On a recent call with a wonderful long-time client, she admitted to knowing that things had gotten rocky in the stock market earlier this year, and she had tried to remain detached from the turmoil by continuing to not look at her statements since 2008.

I do think it is important for people to have a high-level understanding of how their money is invested, and while I don't necessarily advocate this “Rip Van Winkle” approach, it does accomplish two key steps toward being a successful investor: having a long-term mindset and not swaying from a well-designed financial plan during the market’s regular fear and greed cycles.

Global pandemic, economic shut-down, oil prices tanking to below zero(!), corporate scandals, and widespread social upheaval, along with a stock market that experienced an historically sharp plunge and then 50 days of a rocketing recovery. For many reasons, it seems 2020 is a year that will be talked about and studied for decades to come. From an economic standpoint, one of the key lessons is that investing is about numbers, but it is also fundamentally about mindset. Many shareholders sold in the midst of the panic, missed the recovery, and suffered substantial losses.

There is value in our investment and financial planning processes, but experience has shown that wealth is built and goals are achieved only when discipline and conviction are applied to those plans over a lifetime of financial challenges.

Our goal is to help not only with the technical aspects of your financial life, but also to coach, lead, and provide accountability through the unending struggle against forces that pull at our financial decision making.


Big Questions

While we have been pleasantly surprised with investment performance to date and have optimism for the future, big questions remain (e.g., COVID-19, presidential election, etc.). A few investment-specific issues we’re watching and questions we’re being asked include:

  1. Why are stocks up when the economy is so bad? The short and standard answer is that markets are forward-looking and are pricing in future prospects for company earnings. Of course, market “bubbles” and crashes show that markets don’t always get it right or, at least, don’t always offer a smooth ride during this “pricing mechanism.” This article by Hartford Funds, “Slumping Economy, Surging Stock Market–What’s Going On?,” goes into more detail about the current stock market status.

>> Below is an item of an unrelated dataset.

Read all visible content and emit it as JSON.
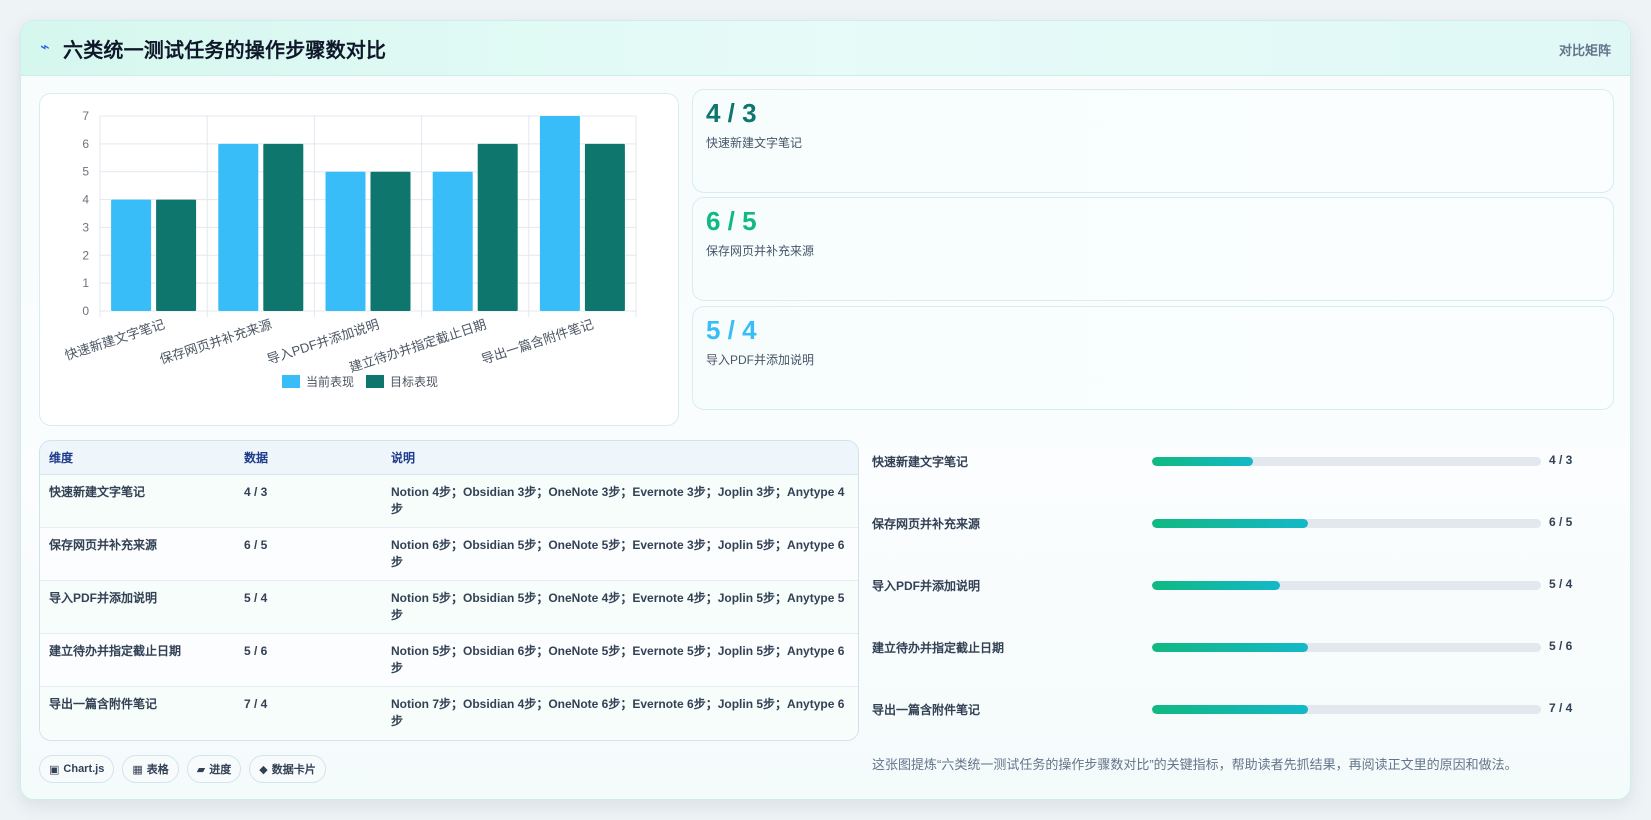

  2. Is there another technology stock bubble? Speaking of bubbles...large company technology stocks have continued to drive market returns. The market’s recovery from March’s low was not broad-based, but rather, led by a small group of big tech players who now account for a significant portion of the S&P 500’s company weighting. As I wrote last year, this phenomena has given us caution and a lean toward value-oriented stocks, as well as managers with a valuation and profitability screen. However, Dimensional Fund Advisors (“DFA”), who actually is one of those value and profitability tilted managers, shows in their article, “Large and In Charge? Giant Firms atop Market Is Noting New,” that it is not unusual for a concentrated group of companies to lead the markets.

  3. Day traders in 2020? What’s up with Robinhood? A counterintuitive trend coming out of the early 2020 market crash is the rise of the new day trader, many of whom operate on the popular tech platform, Robinhood. Why are young people risking their life savings and financial foundation in the midst of tanking stock prices and an economic shut-down? One theory is that with the lack of sporting events (due to COVID), day traders began trading company stocks to fill the adrenaline void typically fulfilled by their favorite sports teams.

    Unlike the Robin Hood of fiction, who “stole from the rich to give to the poor,” short-term trading typically flows the other way. Small-time neophytes investing in stocks inevitably lose to the large professional players on Wall Street. Here’s an interesting podcast from Wall Street Journal on this new breed of day traders, "The Stock Market Is Wild. Investors Are Piling In."


Looking Ahead

Could the second half of 2020 be as tumultuous than the past six months? It seems hard to imagine, but whatever may be around the bend, we’ll be here to offer our best service and advice as we negotiate it together.